This work addresses the challenge of deploying high-rate quantum error-correcting codes, which are often hindered by hardware constraints such as long-range couplings. On a single trapped-ion quantum computer and without any hardware reconfiguration, the authors demonstrate, for the first time, flexible implementation of nine distinct error-correcting codes—spanning qLDPC, topological, and concatenated families—with markedly different connectivity requirements. Leveraging an optical–metastable–ground (OMG) architecture, the system enables addressable mid-circuit measurement and reset without requiring ion shuttling or dedicated coolant ions. Notably, a qLDPC code encoding four logical qubits into eighteen physical qubits achieves break-even performance, exhibiting a logical error rate nine times lower than comparable superconducting-platform experiments; moreover, certain logical qubits surpass the coherence time of their constituent physical qubits, substantially enhancing resource efficiency.

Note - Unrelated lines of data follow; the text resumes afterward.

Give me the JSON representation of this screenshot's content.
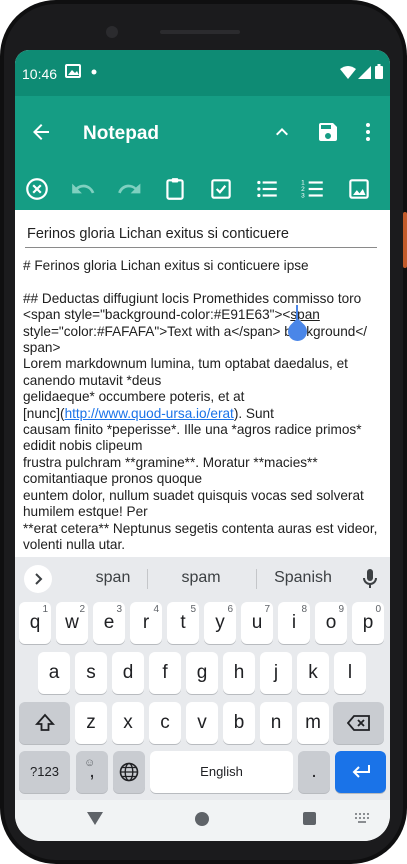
{
  "status_bar": {
    "time": "10:46",
    "icons": [
      "gallery-icon",
      "dot-icon",
      "wifi-icon",
      "signal-icon",
      "battery-icon"
    ]
  },
  "app_bar": {
    "title": "Notepad",
    "actions": [
      "collapse-toolbar-icon",
      "save-icon",
      "more-options-icon"
    ],
    "accent_color": "#159d84",
    "status_color": "#0e8b74"
  },
  "format_toolbar": {
    "buttons": [
      "clear-icon",
      "undo-icon",
      "redo-icon",
      "clipboard-icon",
      "checkbox-icon",
      "bullet-list-icon",
      "numbered-list-icon",
      "image-icon"
    ]
  },
  "editor": {
    "title_value": "Ferinos gloria Lichan exitus si conticuere",
    "line1": "# Ferinos gloria Lichan exitus si conticuere ipse",
    "line2": "## Deductas diffugiunt locis Promethides commisso toro",
    "line3a": "<span style=\"background-color:#E91E63\"><",
    "line3b": "span",
    "line4": "style=\"color:#FAFAFA\">Text with a</span>",
    "line4b": "background</",
    "line5": "span>",
    "line6": "Lorem markdownum lumina, tum optabat daedalus, et canendo mutavit *deus",
    "line7": "gelidaeque* occumbere poteris, et at",
    "line8a": "[nunc](",
    "link": "http://www.quod-ursa.io/erat",
    "line8b": "). Sunt",
    "line9": "causam finito *peperisse*. Ille una *agros radice primos* edidit nobis clipeum",
    "line10": "frustra pulchram **gramine**. Moratur **macies** comitantiaque pronos quoque",
    "line11": "euntem dolor, nullum suadet quisquis vocas sed solverat humilem estque! Per",
    "line12": "**erat cetera** Neptunus segetis contenta auras est videor, volenti nulla utar."
  },
  "keyboard": {
    "suggestions": [
      "span",
      "spam",
      "Spanish"
    ],
    "row1": [
      {
        "k": "q",
        "h": "1"
      },
      {
        "k": "w",
        "h": "2"
      },
      {
        "k": "e",
        "h": "3"
      },
      {
        "k": "r",
        "h": "4"
      },
      {
        "k": "t",
        "h": "5"
      },
      {
        "k": "y",
        "h": "6"
      },
      {
        "k": "u",
        "h": "7"
      },
      {
        "k": "i",
        "h": "8"
      },
      {
        "k": "o",
        "h": "9"
      },
      {
        "k": "p",
        "h": "0"
      }
    ],
    "row2": [
      "a",
      "s",
      "d",
      "f",
      "g",
      "h",
      "j",
      "k",
      "l"
    ],
    "row3": [
      "z",
      "x",
      "c",
      "v",
      "b",
      "n",
      "m"
    ],
    "symbols_label": "?123",
    "comma_label": ",",
    "period_label": ".",
    "space_label": "English",
    "enter_color": "#1a73e8"
  }
}
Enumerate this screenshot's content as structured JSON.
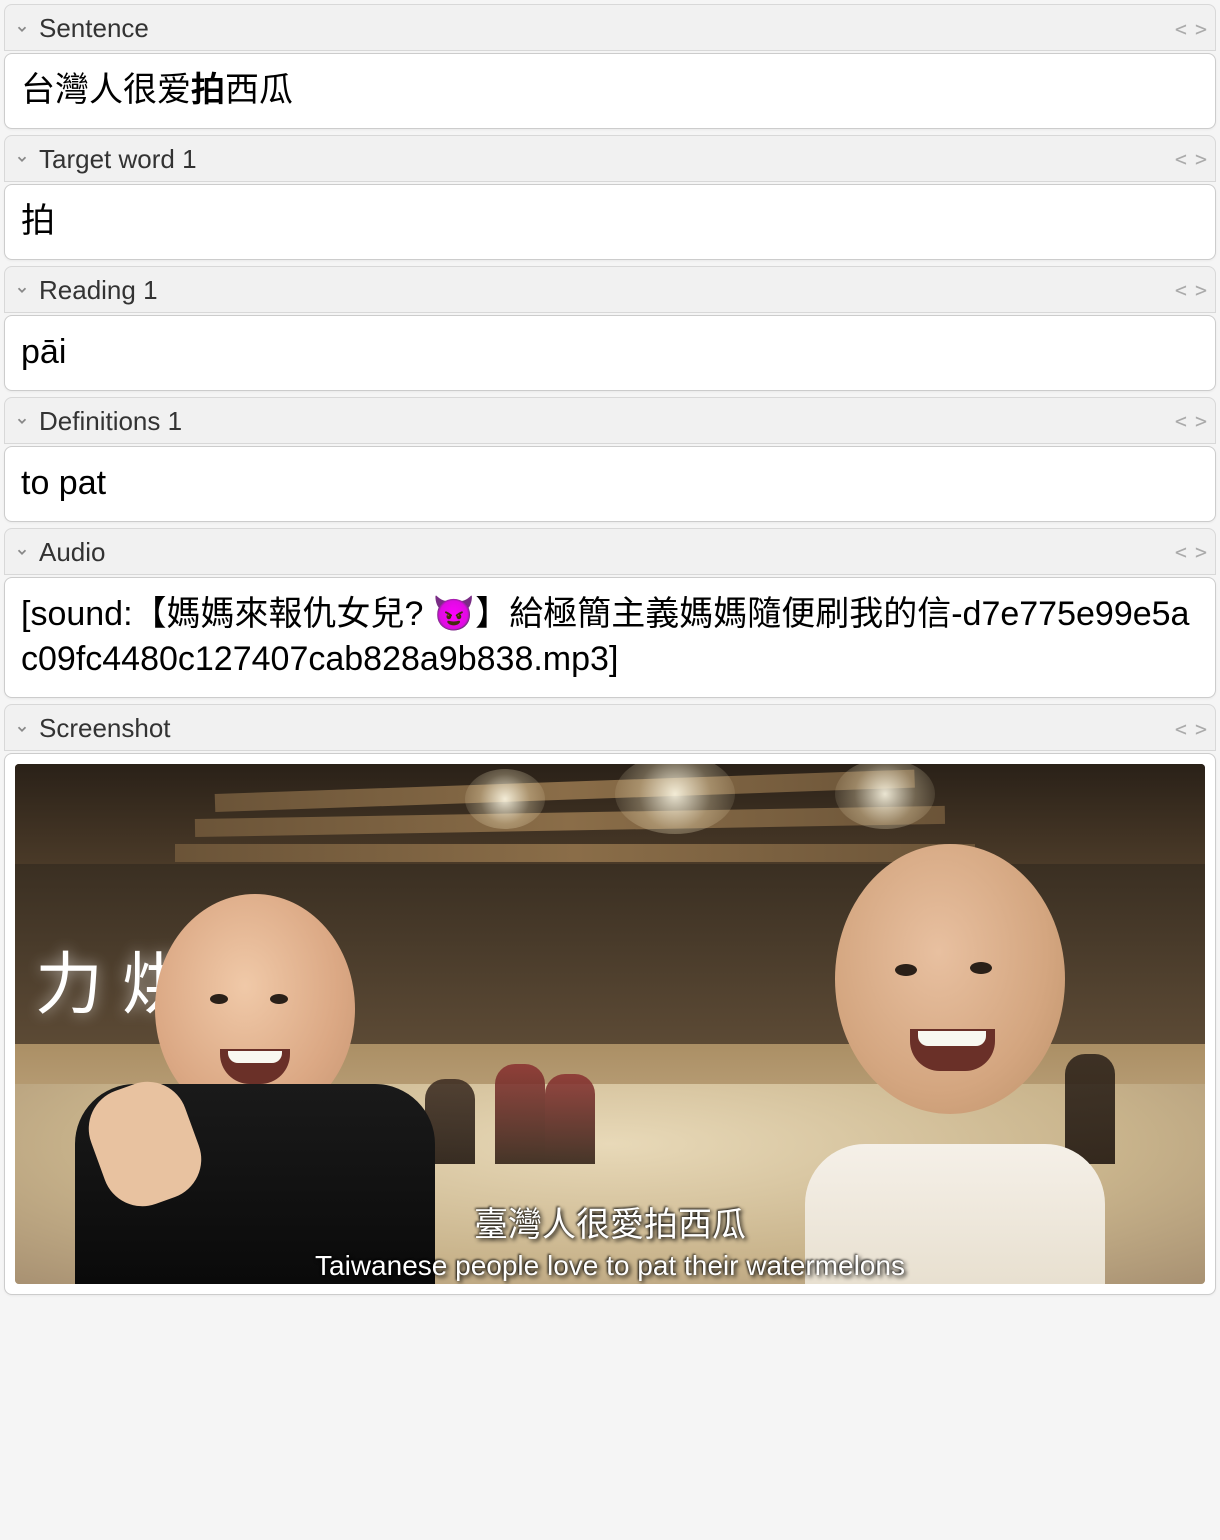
{
  "fields": [
    {
      "label": "Sentence",
      "content_pre": "台灣人很爱",
      "content_bold": "拍",
      "content_post": "西瓜"
    },
    {
      "label": "Target word 1",
      "content": "拍"
    },
    {
      "label": "Reading 1",
      "content": "pāi"
    },
    {
      "label": "Definitions 1",
      "content": "to pat"
    },
    {
      "label": "Audio",
      "content": "[sound:【媽媽來報仇女兒? 😈】給極簡主義媽媽隨便刷我的信-d7e775e99e5ac09fc4480c127407cab828a9b838.mp3]"
    },
    {
      "label": "Screenshot",
      "type": "image"
    }
  ],
  "screenshot": {
    "sign_text": "力 烘 焙",
    "subtitle_cn": "臺灣人很愛拍西瓜",
    "subtitle_en": "Taiwanese people love to pat their watermelons"
  }
}
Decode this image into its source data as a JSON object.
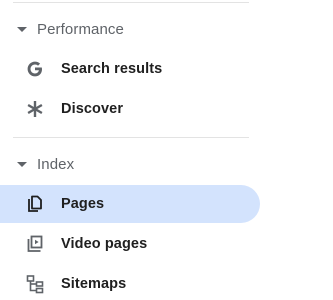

High-rate quantum low-density parity-check (qLDPC) codes are a leading candidate for fault-tolerant quantum computing. They feature higher encoding rates than planar alternatives such as the surface code, but their implementation often entails significant hardware hurdles like the need for long-range couplers. We leverage the flexibility of a trapped-ion quantum computer to demonstrate nine quantum error-correcting codes with starkly different qubit connectivity requirements on a single device without any hardware reconfiguration. These experiments span three families of quantum error-correcting codes: qLDPC codes, topological codes, and concatenated codes. With a qLDPC code encoding 4 logical qubits into 18 physical qubits, we achieve a logical error rate up to $9\times$ better than a previous demonstration of a similar code on superconducting solid-state qubits. Moreover, our implementation exhibits breakeven performance, with some instances achieving qubit lifetimes comparable to or slightly exceeding that of our trapped-ion qubits. We use a novel implementation of the optical-metastable-ground (OMG) architecture for addressable mid-circuit measurement and reset, which enables us to perform these experiments without any ion transport or dedicated coolant ions, requirements that typically consume a large fraction of the runtime or ion count of trapped-ion quantum computers.